|Photo courtesy Rushay (RUSH) Booysen|
Maybe, but a scholarly blog I ran across recently (thanks to Twitter) quotes Wayne Meeks, a famous biblical scholar, who believes we should stop using the phrase, "The Bible clearly teaches..."
So let us renounce the phrase, “the Bible clearly teaches” (says Dr. Meeks). And every time we hear it let us immediately be on our guard... In our situation, when people say, “the Bible clearly teaches,” instead of, for example, “we can learn from the Bible if we stand within a certain community’s tradition,” or “we can find these ideas in Scripture if we construe Scripture in such-and-such a way”… when they do that, they are really masking the locus of the authority they are claiming.
Now, I have to agree with Dr.

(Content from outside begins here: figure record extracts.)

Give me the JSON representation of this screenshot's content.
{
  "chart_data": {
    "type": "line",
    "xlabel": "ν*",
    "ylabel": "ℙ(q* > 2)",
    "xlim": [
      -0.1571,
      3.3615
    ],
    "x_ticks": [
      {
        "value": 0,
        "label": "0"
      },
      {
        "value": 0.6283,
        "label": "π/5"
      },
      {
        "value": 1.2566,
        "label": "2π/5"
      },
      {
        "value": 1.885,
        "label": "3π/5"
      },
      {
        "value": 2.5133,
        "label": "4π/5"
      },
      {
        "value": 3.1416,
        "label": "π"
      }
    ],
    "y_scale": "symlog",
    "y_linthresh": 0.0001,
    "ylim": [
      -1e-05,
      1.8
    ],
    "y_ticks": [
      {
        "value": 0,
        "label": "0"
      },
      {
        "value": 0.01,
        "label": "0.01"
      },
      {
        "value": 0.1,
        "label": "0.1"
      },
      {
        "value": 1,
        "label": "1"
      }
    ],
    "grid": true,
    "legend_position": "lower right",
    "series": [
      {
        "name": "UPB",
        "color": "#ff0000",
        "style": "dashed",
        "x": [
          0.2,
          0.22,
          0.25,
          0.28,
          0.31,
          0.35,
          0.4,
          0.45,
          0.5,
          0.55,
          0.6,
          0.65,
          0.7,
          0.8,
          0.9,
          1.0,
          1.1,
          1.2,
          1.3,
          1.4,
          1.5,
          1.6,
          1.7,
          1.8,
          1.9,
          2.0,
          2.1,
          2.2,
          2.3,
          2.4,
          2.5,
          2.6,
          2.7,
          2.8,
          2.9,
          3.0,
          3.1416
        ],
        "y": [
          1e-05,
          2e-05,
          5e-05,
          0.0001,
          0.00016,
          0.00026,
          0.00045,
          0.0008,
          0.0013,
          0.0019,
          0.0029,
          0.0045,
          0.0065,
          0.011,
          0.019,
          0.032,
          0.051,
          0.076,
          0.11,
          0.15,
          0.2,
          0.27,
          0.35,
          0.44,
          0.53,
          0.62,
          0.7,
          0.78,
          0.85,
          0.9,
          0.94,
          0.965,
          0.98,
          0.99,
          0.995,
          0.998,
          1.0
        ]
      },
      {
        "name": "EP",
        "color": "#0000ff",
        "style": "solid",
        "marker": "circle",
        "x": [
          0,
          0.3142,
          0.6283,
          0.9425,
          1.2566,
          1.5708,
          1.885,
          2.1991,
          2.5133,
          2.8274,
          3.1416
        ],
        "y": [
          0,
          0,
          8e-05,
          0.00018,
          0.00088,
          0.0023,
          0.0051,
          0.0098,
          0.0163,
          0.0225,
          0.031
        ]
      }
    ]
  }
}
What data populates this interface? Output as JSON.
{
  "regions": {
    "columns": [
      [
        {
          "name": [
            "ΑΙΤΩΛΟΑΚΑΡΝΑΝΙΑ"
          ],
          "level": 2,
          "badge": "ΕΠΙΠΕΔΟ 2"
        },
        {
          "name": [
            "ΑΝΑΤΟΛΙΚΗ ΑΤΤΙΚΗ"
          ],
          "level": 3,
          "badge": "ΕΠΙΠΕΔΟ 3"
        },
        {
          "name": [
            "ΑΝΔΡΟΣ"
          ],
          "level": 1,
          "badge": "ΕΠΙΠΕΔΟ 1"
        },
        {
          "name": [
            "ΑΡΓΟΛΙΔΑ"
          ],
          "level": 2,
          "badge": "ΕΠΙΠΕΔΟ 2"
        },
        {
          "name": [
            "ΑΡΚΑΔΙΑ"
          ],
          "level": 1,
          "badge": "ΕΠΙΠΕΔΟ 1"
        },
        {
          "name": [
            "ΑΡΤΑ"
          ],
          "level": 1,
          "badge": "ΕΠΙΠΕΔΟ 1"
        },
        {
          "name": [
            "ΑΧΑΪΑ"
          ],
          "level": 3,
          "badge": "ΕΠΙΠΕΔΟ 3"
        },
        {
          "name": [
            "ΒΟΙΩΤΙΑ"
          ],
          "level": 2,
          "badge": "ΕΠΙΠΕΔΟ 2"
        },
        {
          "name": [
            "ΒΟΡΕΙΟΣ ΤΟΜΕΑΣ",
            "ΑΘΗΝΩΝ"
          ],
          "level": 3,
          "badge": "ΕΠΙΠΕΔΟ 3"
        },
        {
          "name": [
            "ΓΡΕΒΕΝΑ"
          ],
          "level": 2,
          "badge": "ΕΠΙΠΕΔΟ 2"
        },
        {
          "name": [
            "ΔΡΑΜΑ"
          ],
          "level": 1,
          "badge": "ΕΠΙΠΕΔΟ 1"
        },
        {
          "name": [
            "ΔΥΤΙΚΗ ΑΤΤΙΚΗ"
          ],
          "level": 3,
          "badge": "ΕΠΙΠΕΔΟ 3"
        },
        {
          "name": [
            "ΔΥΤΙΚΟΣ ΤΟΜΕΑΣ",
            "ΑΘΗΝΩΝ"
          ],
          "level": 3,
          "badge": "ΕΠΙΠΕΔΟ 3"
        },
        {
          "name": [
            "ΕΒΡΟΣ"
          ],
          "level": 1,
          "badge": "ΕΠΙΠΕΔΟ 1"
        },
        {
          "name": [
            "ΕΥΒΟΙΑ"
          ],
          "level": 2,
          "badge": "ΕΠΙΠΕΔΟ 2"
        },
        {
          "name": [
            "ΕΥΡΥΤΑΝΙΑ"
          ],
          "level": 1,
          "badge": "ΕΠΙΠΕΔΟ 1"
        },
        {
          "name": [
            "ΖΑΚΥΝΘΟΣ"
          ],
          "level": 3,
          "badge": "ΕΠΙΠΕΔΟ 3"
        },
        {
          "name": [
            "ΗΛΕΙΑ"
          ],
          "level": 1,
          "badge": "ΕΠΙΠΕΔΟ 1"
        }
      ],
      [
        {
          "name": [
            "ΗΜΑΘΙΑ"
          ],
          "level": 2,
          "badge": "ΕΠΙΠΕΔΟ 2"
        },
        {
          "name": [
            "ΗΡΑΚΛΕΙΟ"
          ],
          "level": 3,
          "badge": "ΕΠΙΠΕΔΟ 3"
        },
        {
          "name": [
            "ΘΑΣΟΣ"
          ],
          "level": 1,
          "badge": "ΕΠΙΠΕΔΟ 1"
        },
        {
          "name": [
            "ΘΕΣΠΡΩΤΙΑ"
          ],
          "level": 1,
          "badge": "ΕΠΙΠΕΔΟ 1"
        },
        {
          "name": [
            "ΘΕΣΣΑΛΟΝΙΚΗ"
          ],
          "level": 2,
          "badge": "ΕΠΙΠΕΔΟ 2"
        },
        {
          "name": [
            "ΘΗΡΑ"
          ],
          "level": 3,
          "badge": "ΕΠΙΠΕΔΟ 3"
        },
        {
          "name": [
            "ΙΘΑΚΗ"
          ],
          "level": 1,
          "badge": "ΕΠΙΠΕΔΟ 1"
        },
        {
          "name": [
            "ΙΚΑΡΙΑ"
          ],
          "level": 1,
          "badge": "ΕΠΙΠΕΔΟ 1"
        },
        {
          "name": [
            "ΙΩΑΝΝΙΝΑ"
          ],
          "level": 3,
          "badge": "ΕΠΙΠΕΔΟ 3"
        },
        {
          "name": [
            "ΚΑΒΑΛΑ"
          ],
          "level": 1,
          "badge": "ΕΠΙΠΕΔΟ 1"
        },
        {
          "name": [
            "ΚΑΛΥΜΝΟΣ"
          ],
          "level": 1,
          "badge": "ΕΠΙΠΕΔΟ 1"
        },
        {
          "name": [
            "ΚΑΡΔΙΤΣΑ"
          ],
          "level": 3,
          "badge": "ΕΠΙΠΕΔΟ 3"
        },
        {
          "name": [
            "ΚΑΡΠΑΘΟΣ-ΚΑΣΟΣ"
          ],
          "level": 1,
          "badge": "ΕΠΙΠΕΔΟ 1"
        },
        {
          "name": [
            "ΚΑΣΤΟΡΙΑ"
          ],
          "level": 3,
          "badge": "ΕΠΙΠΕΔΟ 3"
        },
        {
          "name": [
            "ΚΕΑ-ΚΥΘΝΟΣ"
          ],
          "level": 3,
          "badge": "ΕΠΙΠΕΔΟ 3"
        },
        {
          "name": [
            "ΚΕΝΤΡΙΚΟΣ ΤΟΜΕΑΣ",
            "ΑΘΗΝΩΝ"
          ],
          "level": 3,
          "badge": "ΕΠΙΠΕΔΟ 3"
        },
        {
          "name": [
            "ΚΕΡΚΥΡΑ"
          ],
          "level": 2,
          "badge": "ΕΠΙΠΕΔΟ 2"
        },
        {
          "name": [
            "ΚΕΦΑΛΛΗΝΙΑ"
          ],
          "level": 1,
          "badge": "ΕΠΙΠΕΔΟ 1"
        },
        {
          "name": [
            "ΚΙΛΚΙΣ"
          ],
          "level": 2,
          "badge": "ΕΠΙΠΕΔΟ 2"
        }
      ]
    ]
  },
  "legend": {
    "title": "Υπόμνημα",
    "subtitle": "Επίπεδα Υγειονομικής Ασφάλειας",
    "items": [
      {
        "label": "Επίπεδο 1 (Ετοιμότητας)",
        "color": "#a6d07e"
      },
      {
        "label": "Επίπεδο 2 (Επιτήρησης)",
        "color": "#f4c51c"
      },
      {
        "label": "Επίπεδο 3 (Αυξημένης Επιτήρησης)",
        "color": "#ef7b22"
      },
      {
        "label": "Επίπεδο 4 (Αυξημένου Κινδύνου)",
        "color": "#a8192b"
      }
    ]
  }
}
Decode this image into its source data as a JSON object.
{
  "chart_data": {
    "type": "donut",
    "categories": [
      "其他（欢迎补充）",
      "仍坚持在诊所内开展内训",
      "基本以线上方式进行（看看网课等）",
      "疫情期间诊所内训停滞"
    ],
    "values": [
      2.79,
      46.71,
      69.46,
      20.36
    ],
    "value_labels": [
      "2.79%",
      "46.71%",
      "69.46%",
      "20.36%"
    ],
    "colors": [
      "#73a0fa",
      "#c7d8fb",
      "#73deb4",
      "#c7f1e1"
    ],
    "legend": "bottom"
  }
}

Meeks in one sense. Most of the times that Christianity has had egg on its face over the last 2000 years have been times when we weren't actually insisting on some scripture but on our own explanation of it. Handy example: the legendary conflict between Galileo and the Catholic Church. What the Church actually ended up defending was the greek scientist Ptolemy's idea of how the universe works -- not that "God the Father Almighty [is the] maker of heaven and earth," as the old creed says. Galileo himself believed that too, after all.
Teachers of Christianity always have to make sure that what we're defending is what the Bible itself says and not our explanation of what the Bible says.
That isn't my main point today but it would make a good topic, so I may post on it in the future.
FuzzinessThat doesn't seem to be Dr. Meeks' main point either. He appears to be saying that the Bible itself isn't clear, that you can't say the Bible clearly teaches anything because it clearly doesn't. To get anything worthwhile out of it at all you must "construe" it or draw its meaning from a "certain community's tradition."
But think about this: All of the things the Bible contains were written by people who knew what they meant at the time. And much of it was written to other people who also knew what they meant. And although we live at a 2 to 3 thousand year remove from their time, it is still entirely possible to recover what they meant. Historians and textual critics and archaeologists do it all the time and with all kinds of books -- not just the Bible.
Have you ever read Homer's Iliad and Odyssey? You may not have gotten every cultural nuance but did you pick up the main points? Doesn't the Iliad clearly teach that Agamemnon and Achilles, both full of pride, quarrelled over the captured princess Briseis causing Achilles to leave the battle (trust me, it does).
What about Plato and Aristotle? Do we know pretty clearly what they taught? Yes. Why? Because we know a lot about them, their world, and can read their language. Sort of like any other book you read. Including the Bible.
If we read it intelligently, the Bible is quite clear on most things. True some passages are a bit obscure (nobody is sure what St. Paul is getting at here, for instance. Or here.). But it is not a fuzzy, obscure book, and there are a disturbingly large number of things that 'the Bible clearly says'.